Balkanized media promote themselves to particular audiences by using code words and metaphors that resonate with and reinforce certain worldviews. Political advertisers continue to adopt marketing techniques that favor the emotional over the rational, and place identity ahead of ideas.
As Haidt (and many others) suggest, democracy can only be served by calling a truce on the emotional dimension, and agreeing to base public policy debate on reason. In this, it seems, Haidt is in agreement with traditional moral philosophy. A critical first step toward this kind of public-sphere debate is to take a hard look at how we judge the morality of persuasive messages. Just as our evaluation of ethical decision-making should reflect a more modern understanding of the role of intuition, so must our ethical evaluation of persuasive messaging.
Most ethical evaluations of persuasion focus exclusively on the “truthfulness” of the message. They look only at the dimension of reason. This approach is reflected in the constant fact-checking of political statements, messages and advertising. The rational part of the brain becomes obsessed with the rational, while the non-conscious persuasive elements escape scrutiny. (Perhaps the Romney campaign was ahead of the curve in saying it won’t be constrained by fact-checking!)

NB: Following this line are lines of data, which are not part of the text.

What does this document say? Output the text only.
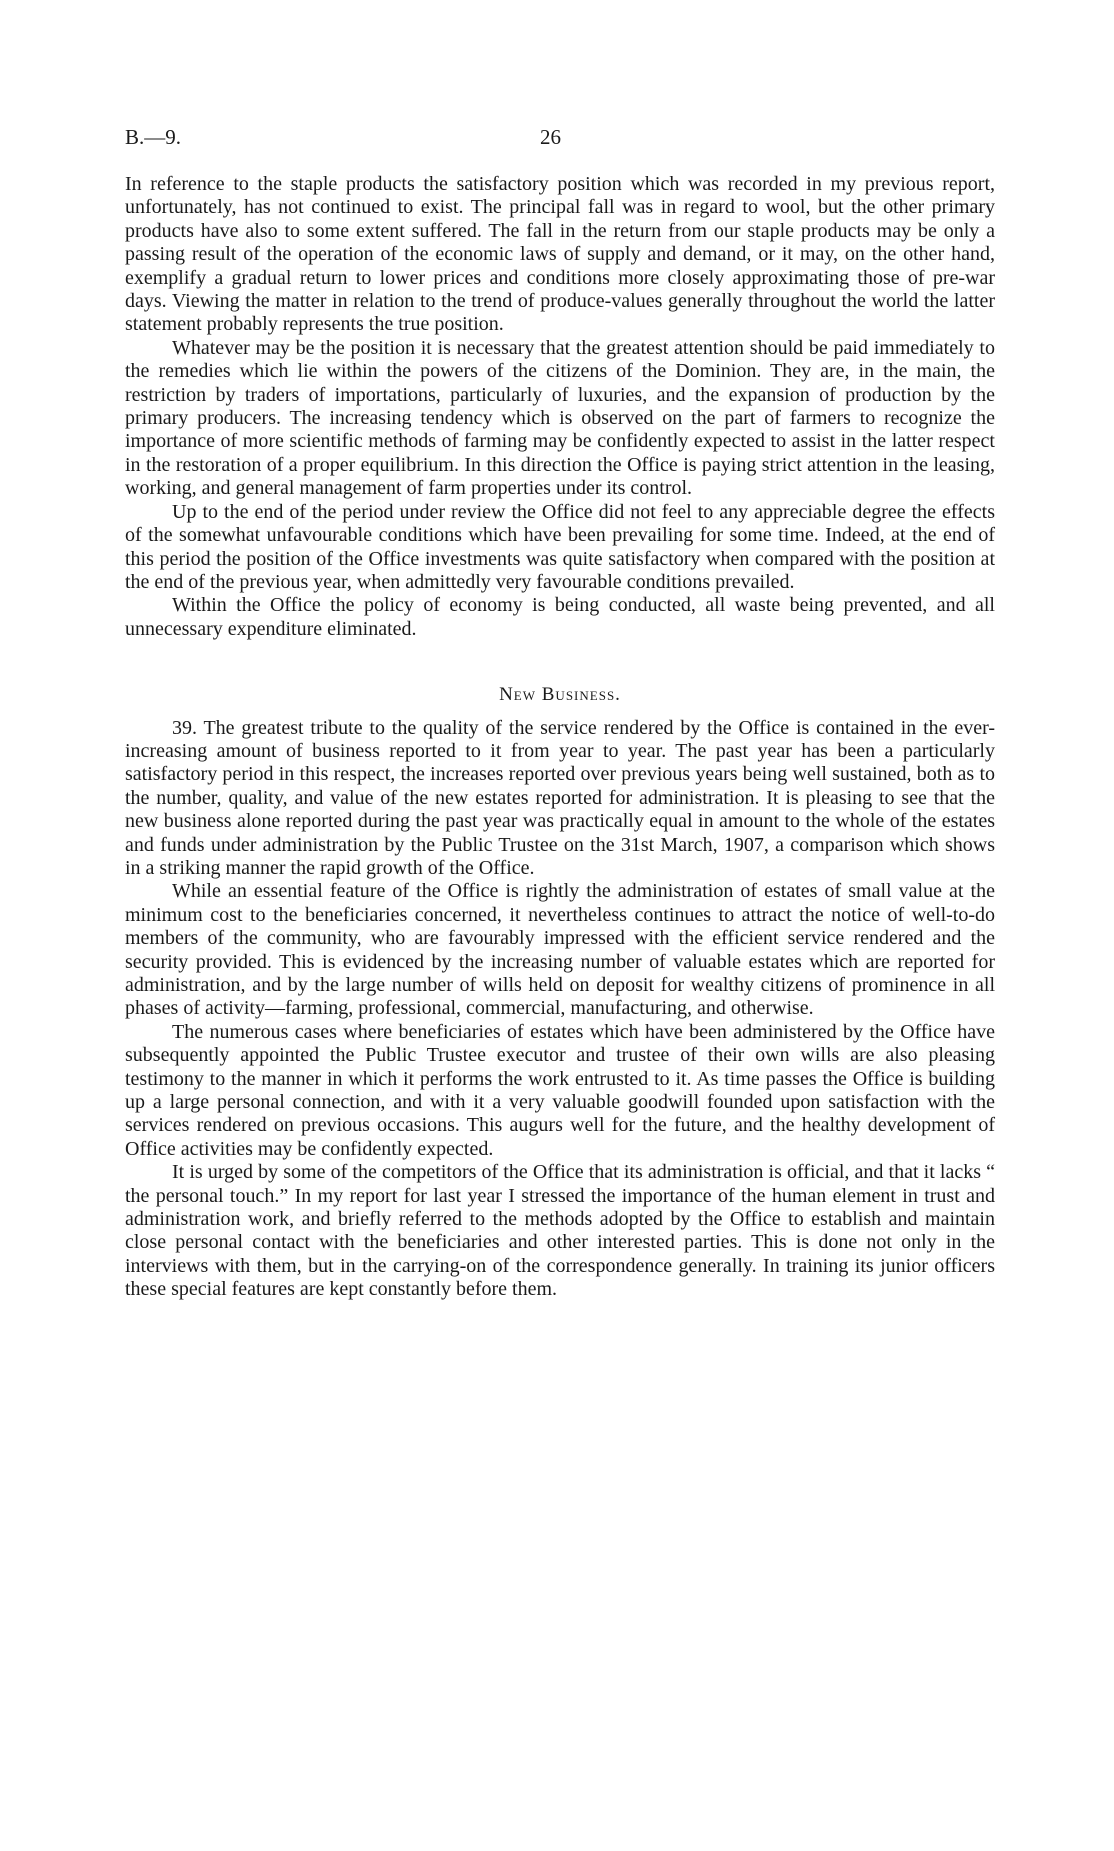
B.—9.	26

In reference to the staple products the satisfactory position which was recorded in my previous report, unfortunately, has not continued to exist. The principal fall was in regard to wool, but the other primary products have also to some extent suffered. The fall in the return from our staple products may be only a passing result of the operation of the economic laws of supply and demand, or it may, on the other hand, exemplify a gradual return to lower prices and conditions more closely approximating those of pre-war days. Viewing the matter in relation to the trend of produce-values generally throughout the world the latter statement probably represents the true position.

Whatever may be the position it is necessary that the greatest attention should be paid immediately to the remedies which lie within the powers of the citizens of the Dominion. They are, in the main, the restriction by traders of importations, particularly of luxuries, and the expansion of production by the primary producers. The increasing tendency which is observed on the part of farmers to recognize the importance of more scientific methods of farming may be confidently expected to assist in the latter respect in the restoration of a proper equilibrium. In this direction the Office is paying strict attention in the leasing, working, and general management of farm properties under its control.

Up to the end of the period under review the Office did not feel to any appreciable degree the effects of the somewhat unfavourable conditions which have been prevailing for some time. Indeed, at the end of this period the position of the Office investments was quite satisfactory when compared with the position at the end of the previous year, when admittedly very favourable conditions prevailed.

Within the Office the policy of economy is being conducted, all waste being prevented, and all unnecessary expenditure eliminated.

New Business.

39. The greatest tribute to the quality of the service rendered by the Office is contained in the ever-increasing amount of business reported to it from year to year. The past year has been a particularly satisfactory period in this respect, the increases reported over previous years being well sustained, both as to the number, quality, and value of the new estates reported for administration. It is pleasing to see that the new business alone reported during the past year was practically equal in amount to the whole of the estates and funds under administration by the Public Trustee on the 31st March, 1907, a comparison which shows in a striking manner the rapid growth of the Office.

While an essential feature of the Office is rightly the administration of estates of small value at the minimum cost to the beneficiaries concerned, it nevertheless continues to attract the notice of well-to-do members of the community, who are favourably impressed with the efficient service rendered and the security provided. This is evidenced by the increasing number of valuable estates which are reported for administration, and by the large number of wills held on deposit for wealthy citizens of prominence in all phases of activity—farming, professional, commercial, manufacturing, and otherwise.

The numerous cases where beneficiaries of estates which have been administered by the Office have subsequently appointed the Public Trustee executor and trustee of their own wills are also pleasing testimony to the manner in which it performs the work entrusted to it. As time passes the Office is building up a large personal connection, and with it a very valuable goodwill founded upon satisfaction with the services rendered on previous occasions. This augurs well for the future, and the healthy development of Office activities may be confidently expected.

It is urged by some of the competitors of the Office that its administration is official, and that it lacks “ the personal touch.” In my report for last year I stressed the importance of the human element in trust and administration work, and briefly referred to the methods adopted by the Office to establish and maintain close personal contact with the beneficiaries and other interested parties. This is done not only in the interviews with them, but in the carrying-on of the correspondence generally. In training its junior officers these special features are kept constantly before them.
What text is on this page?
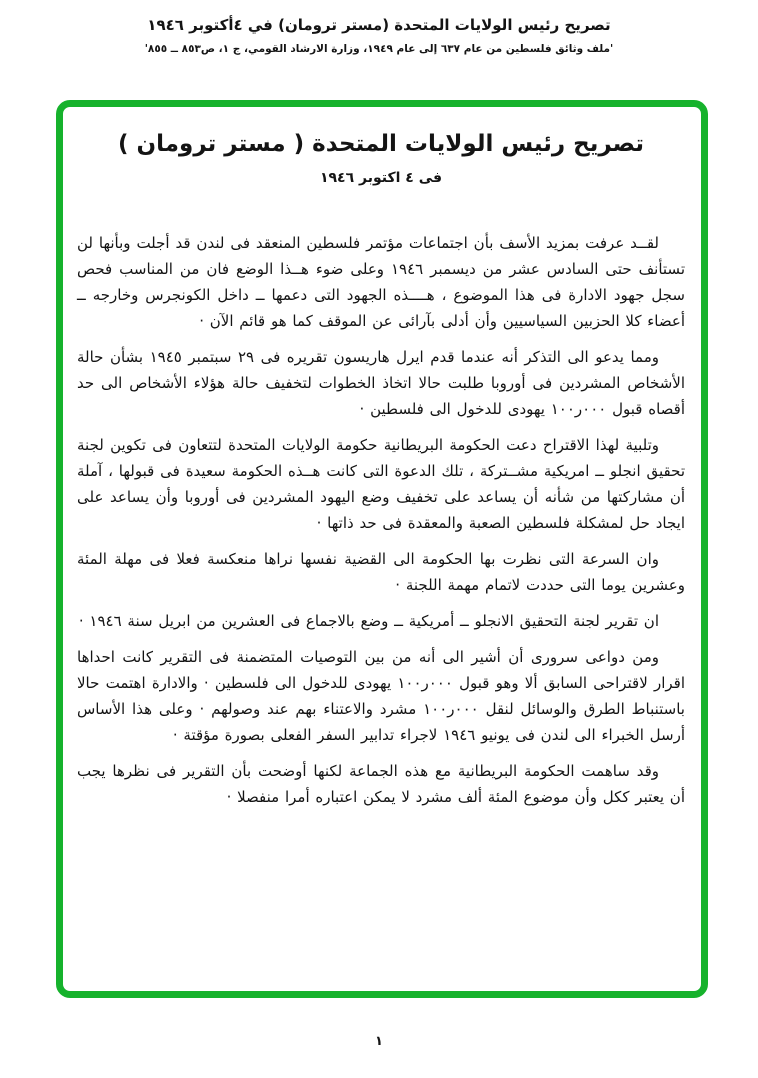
تصريح رئيس الولايات المتحدة (مستر ترومان) في ٤أكتوبر ١٩٤٦
'ملف وثائق فلسطين من عام ٦٣٧ إلى عام ١٩٤٩، وزارة الارشاد القومي، ج ١، ص٨٥٣ ــ ٨٥٥'
تصريح رئيس الولايات المتحدة ( مستر ترومان )
فى ٤ اكتوبر ١٩٤٦

لقــد عرفت بمزيد الأسف بأن اجتماعات مؤتمر فلسطين المنعقد فى لندن قد أجلت وبأنها لن تستأنف حتى السادس عشر من ديسمبر ١٩٤٦ وعلى ضوء هــذا الوضع فان من المناسب فحص سجل جهود الادارة فى هذا الموضوع ، هــــذه الجهود التى دعمها ــ داخل الكونجرس وخارجه ــ أعضاء كلا الحزبين السياسيين وأن أدلى بآرائى عن الموقف كما هو قائم الآن ·

ومما يدعو الى التذكر أنه عندما قدم ايرل هاريسون تقريره فى ٢٩ سبتمبر ١٩٤٥ بشأن حالة الأشخاص المشردين فى أوروبا طلبت حالا اتخاذ الخطوات لتخفيف حالة هؤلاء الأشخاص الى حد أقصاه قبول ٠٠٠ر١٠٠ يهودى للدخول الى فلسطين ·

وتلبية لهذا الاقتراح دعت الحكومة البريطانية حكومة الولايات المتحدة لتتعاون فى تكوين لجنة تحقيق انجلو ــ امريكية مشــتركة ، تلك الدعوة التى كانت هــذه الحكومة سعيدة فى قبولها ، آملة أن مشاركتها من شأنه أن يساعد على تخفيف وضع اليهود المشردين فى أوروبا وأن يساعد على ايجاد حل لمشكلة فلسطين الصعبة والمعقدة فى حد ذاتها ·

وان السرعة التى نظرت بها الحكومة الى القضية نفسها نراها منعكسة فعلا فى مهلة المئة وعشرين يوما التى حددت لاتمام مهمة اللجنة ·

ان تقرير لجنة التحقيق الانجلو ــ أمريكية ــ وضع بالاجماع فى العشرين من ابريل سنة ١٩٤٦ ·

ومن دواعى سرورى أن أشير الى أنه من بين التوصيات المتضمنة فى التقرير كانت احداها اقرار لاقتراحى السابق ألا وهو قبول ٠٠٠ر١٠٠ يهودى للدخول الى فلسطين · والادارة اهتمت حالا باستنباط الطرق والوسائل لنقل ٠٠٠ر١٠٠ مشرد والاعتناء بهم عند وصولهم · وعلى هذا الأساس أرسل الخبراء الى لندن فى يونيو ١٩٤٦ لاجراء تدابير السفر الفعلى بصورة مؤقتة ·

وقد ساهمت الحكومة البريطانية مع هذه الجماعة لكنها أوضحت بأن التقرير فى نظرها يجب أن يعتبر ككل وأن موضوع المئة ألف مشرد لا يمكن اعتباره أمرا منفصلا ·

١
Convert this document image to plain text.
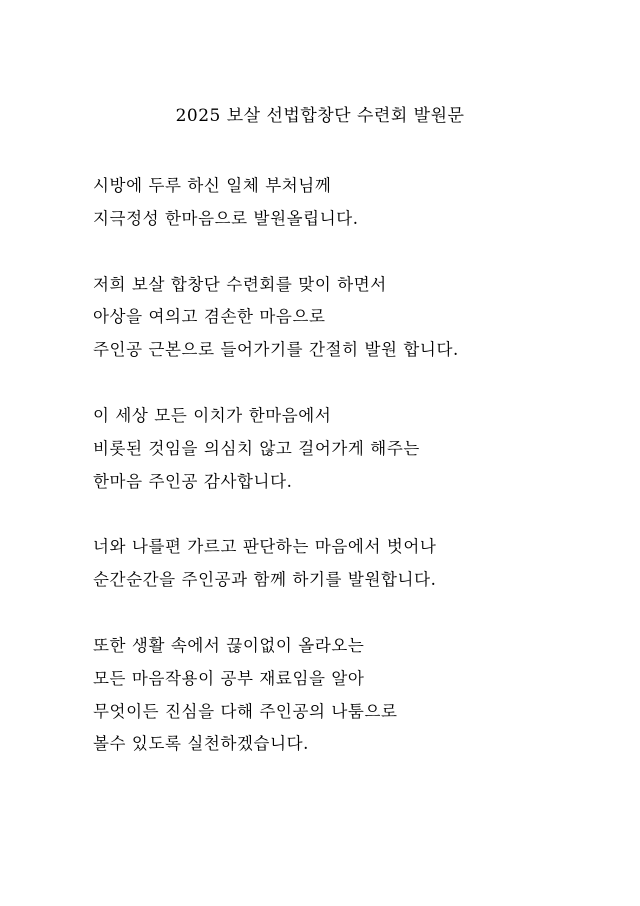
2025 보살 선법합창단 수련회 발원문
시방에 두루 하신 일체 부처님께
지극정성 한마음으로 발원올립니다.
저희 보살 합창단 수련회를 맞이 하면서
아상을 여의고 겸손한 마음으로
주인공 근본으로 들어가기를 간절히 발원 합니다.
이 세상 모든 이치가 한마음에서
비롯된 것임을 의심치 않고 걸어가게 해주는
한마음 주인공 감사합니다.
너와 나를편 가르고 판단하는 마음에서 벗어나
순간순간을 주인공과 함께 하기를 발원합니다.
또한 생활 속에서 끊이없이 올라오는
모든 마음작용이 공부 재료임을 알아
무엇이든 진심을 다해 주인공의 나툼으로
볼수 있도록 실천하겠습니다.
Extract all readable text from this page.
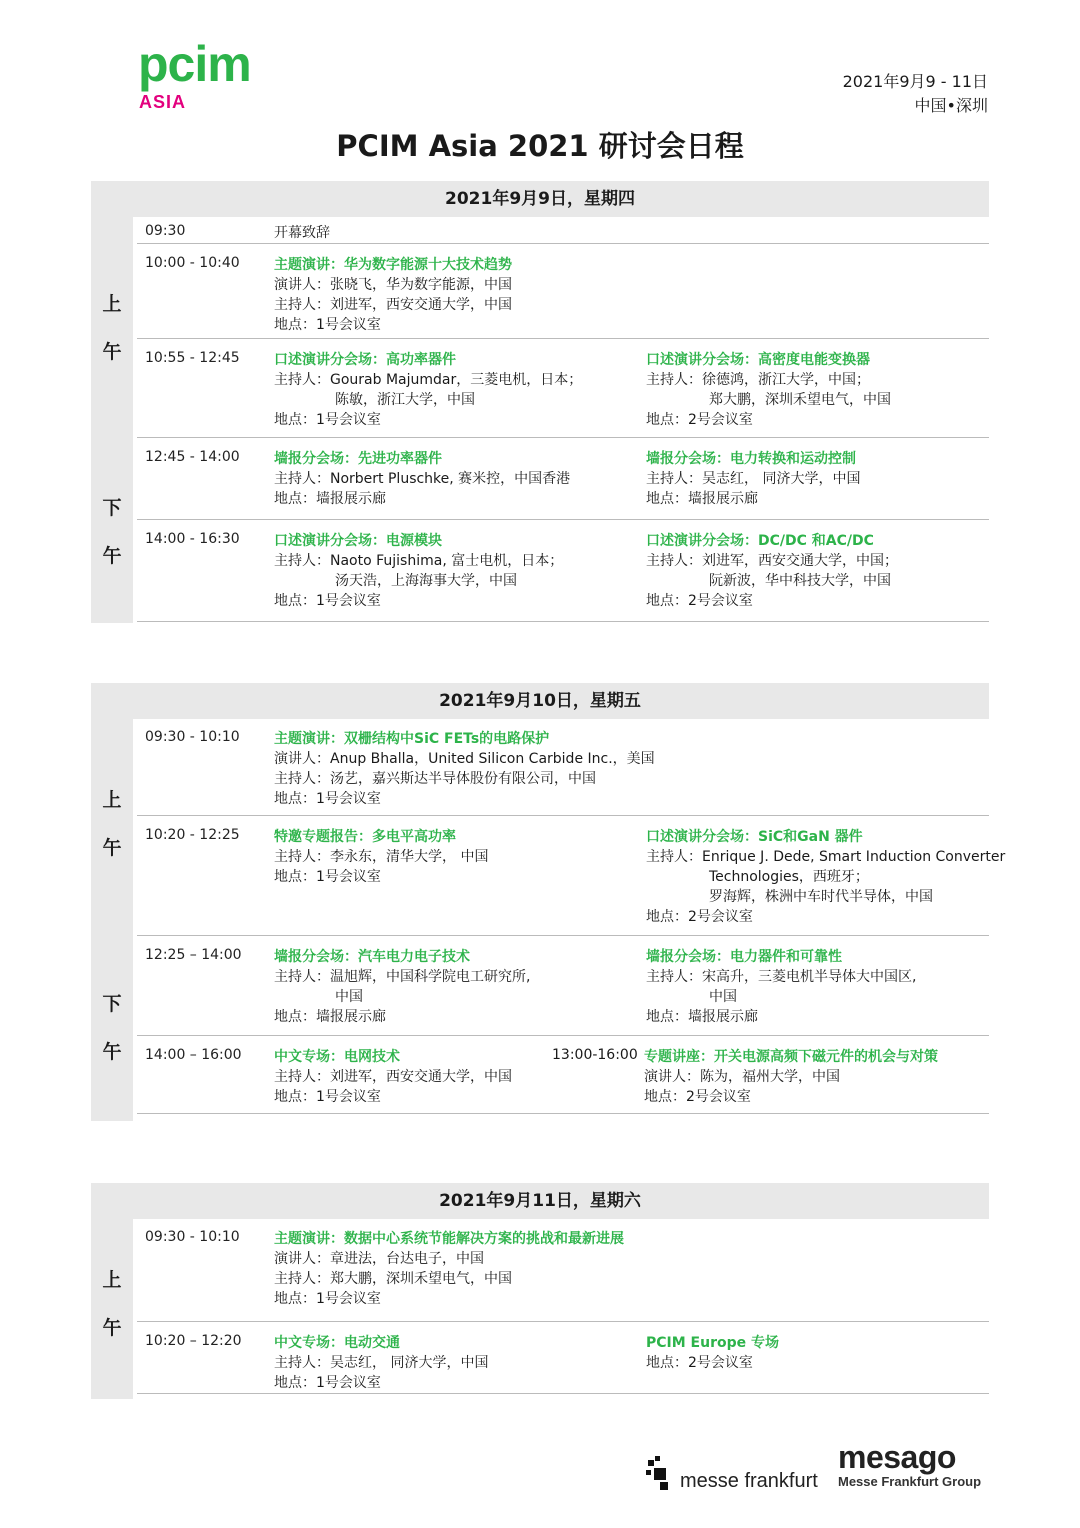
pcim
ASIA
2021年9月9 - 11日
中国•深圳
PCIM Asia 2021 研讨会日程
2021年9月9日，星期四
上
午
下
午
09:30	开幕致辞
10:00 - 10:40 主题演讲：华为数字能源十大技术趋势
演讲人：张晓飞，华为数字能源，中国
主持人：刘进军，西安交通大学，中国
地点：1号会议室
10:55 - 12:45 口述演讲分会场：高功率器件
主持人：Gourab Majumdar，三菱电机，日本；
陈敏，浙江大学，中国
地点：1号会议室
口述演讲分会场：高密度电能变换器
主持人：徐德鸿，浙江大学，中国；
郑大鹏，深圳禾望电气，中国
地点：2号会议室
12:45 - 14:00 墙报分会场：先进功率器件
主持人：Norbert Pluschke, 赛米控，中国香港
地点：墙报展示廊
墙报分会场：电力转换和运动控制
主持人：吴志红， 同济大学，中国
地点：墙报展示廊
14:00 - 16:30 口述演讲分会场：电源模块
主持人：Naoto Fujishima, 富士电机，日本；
汤天浩，上海海事大学，中国
地点：1号会议室
口述演讲分会场：DC/DC 和AC/DC
主持人：刘进军，西安交通大学，中国；
阮新波，华中科技大学，中国
地点：2号会议室
2021年9月10日，星期五
上
午
下
午
09:30 - 10:10 主题演讲：双栅结构中SiC FETs的电路保护
演讲人：Anup Bhalla，United Silicon Carbide Inc.，美国
主持人：汤艺，嘉兴斯达半导体股份有限公司，中国
地点：1号会议室
10:20 - 12:25 特邀专题报告：多电平高功率
主持人：李永东，清华大学， 中国
地点：1号会议室
口述演讲分会场：SiC和GaN 器件
主持人：Enrique J. Dede, Smart Induction Converter
Technologies，西班牙；
罗海辉，株洲中车时代半导体，中国
地点：2号会议室
12:25 – 14:00 墙报分会场：汽车电力电子技术
主持人：温旭辉，中国科学院电工研究所,
中国
地点：墙报展示廊
墙报分会场：电力器件和可靠性
主持人：宋高升，三菱电机半导体大中国区,
中国
地点：墙报展示廊
14:00 – 16:00 中文专场：电网技术
主持人：刘进军，西安交通大学，中国
地点：1号会议室
13:00-16:00 专题讲座：开关电源高频下磁元件的机会与对策
演讲人：陈为，福州大学，中国
地点：2号会议室
2021年9月11日，星期六
上
午
09:30 - 10:10 主题演讲：数据中心系统节能解决方案的挑战和最新进展
演讲人：章进法，台达电子，中国
主持人：郑大鹏，深圳禾望电气，中国
地点：1号会议室
10:20 – 12:20 中文专场：电动交通
主持人：吴志红， 同济大学，中国
地点：1号会议室
PCIM Europe 专场
地点：2号会议室
messe frankfurt
mesago
Messe Frankfurt Group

This basic tension is reflected in the hotly contested idea of “greenwashing,” a blanket label often applied to any corporate-sponsored message that includes an environmental claim (expressed or implied). The message sponsor carefully checks the facts to make sure it is accurate, and therefore sees the message as perfectly legitimate, and as promoting a social good. (There are certainly bad actors who disseminate green falsehoods, but those transgressions are no different from any other type of untrue or misleading communication.) Critics, on the other hand, consider the use of the environment to promote corporate interests as an unfair emotional manipulation of the audience (whether the objective facts presented are accurate or not).
Can these conflicting evaluations of green messaging be reconciled within a coherent communications ethics framework?
What I propose is not an all-advertising-is-bad critique. Like it or not, advertising and persuasion are not going away. In addition, non-conscious advertising employed to sell one brand of potato chip over another is relatively harmless. (Many critics would argue otherwise, but that is a different dilemma.) Non-conscious messaging in the arena of public policy, where only reason can lead to maximally beneficial social solutions, is another matter. Environmental communications certainly fall into this category of strategic messages.
As in the evaluation of ethical decision-making, an epistemological space is useful in the ethical evaluation of advertising. I have proposed an ethical map that looks at persuasive messaging (advertising in particular) in terms of the level of non-conscious appeal (vertical dimension) and issue publicality. Messages are not strictly emotional or rational, but rather can be seen as falling on a continuum from the purely rational and informational to the purely emotional and values-based. Issues can also be seen as lying on a continuum that ranges from not at all in the center of public debate (potato chip brand preference) to issues that are at the highly-contested center of public debate (what to do about the environment).
As this ethical mapping suggests, purely informational messages are always ethical. In addition, non-conscious messages can be ethical, but not when they are engaging issues central to current public policy debates. This type of ethical evaluation presents a useful framework that can help to move public policy debates into the realm of reason.
Media, marketers, industry interests and politicians will continue to employ emotional appeals that powerfully shape public moral intuitions. It works. We need to shine a light on these practices and make the case that the public policy domain is too important to be the province of under-the-radar persuasive techniques.